Le ruisseau pâle écumait ainsi que la frange
En réseau d’opale écru sous la lune rousse,
Des nuages les fins rubans de cheveux d’ange,
Effilés parmi l’écran bleu de la nuit douce.
Et ce brouillard parfumé de mousse et d’oronges,
Blanchâtre en ondulant, semblait la pépinière
D’un village endormi peuplé de mornes songes.
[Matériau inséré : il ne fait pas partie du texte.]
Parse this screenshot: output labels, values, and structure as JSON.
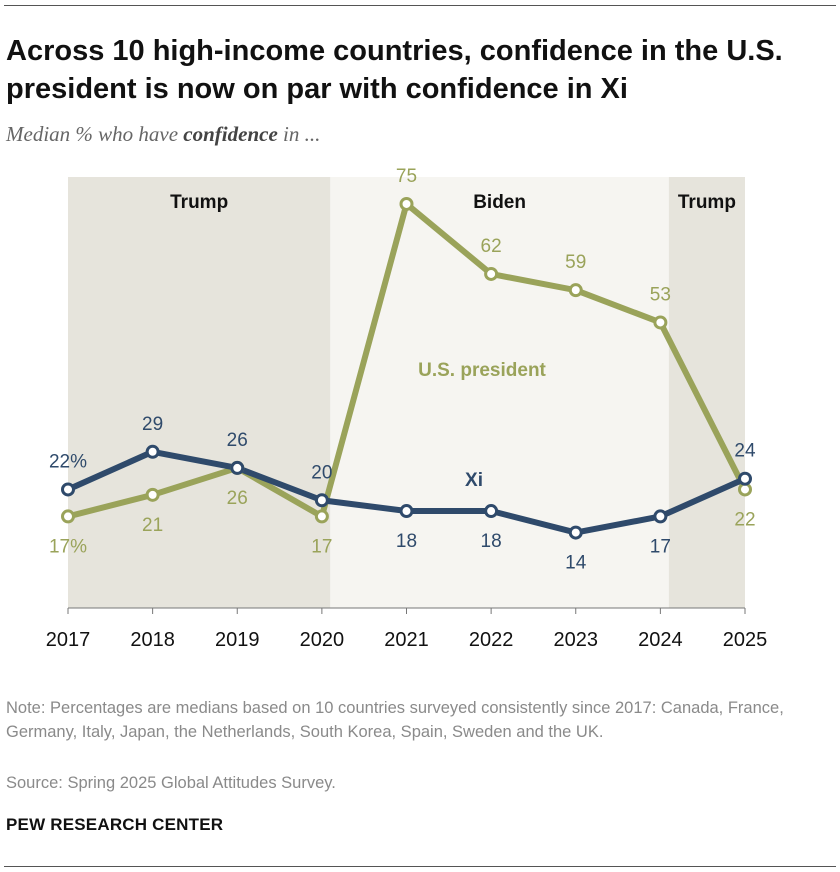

Puis, le flot s’épandait au proche cimetière
Parmi le végétal enchevêtré des stèles,
Comme un serpent sans fin dont les boucles mortelles
Etreignaient ce mirage étrange et vampirique.
Car ce chaos que baignait un remugle immonde,
Epanché par la brume, empourprait à la ronde
Un caveau qu’irisait un courant tellurique.
Etouffée par la soie de son coussin violet,
Pareil à la paupière endormie d’une goule,
Cependant que sa chevelure d’or s’enroule
Dessus le frais satin d’une gorge de lait,
On voit frémir un pieu, perçant ce corps si grêle,
A l’éclat faiblissant des rayons de la lune.
Ses larmes, vermillon, s’écoulent une à une,
Et or qu’un prêtre pieux à ce rythme martèle
La poitrine où palpite un sanglot sans chaleur,
Etreignant son linceul d’une main diaphane,
Le pauvre être grelotte en perdant sa couleur.
Au calvaire empalée d’un sacrement profane,
Ainsi qu’un papillon agrafé sur sa planche,
La petite amoureuse agonise en tremblant.
Et pourtant ! que de grâce obscure en ce sein blanc
Où perle une toison dorée jusqu’à la hanche.
Son fin cil bat de l’aile, et tandis qu’elle expire,
Renaissant aux cieux des peines rituelles,
Artisan consciencieux des voies spirituelles,
Le cruel Sérapion contemple la martyre,
En un rire infernal, de sa lubricité.
Cependant, le mignon visage, en un sommet
De splendeur angélique, humblement, se soumet,
Simple envol, au flétrissement de sa beauté.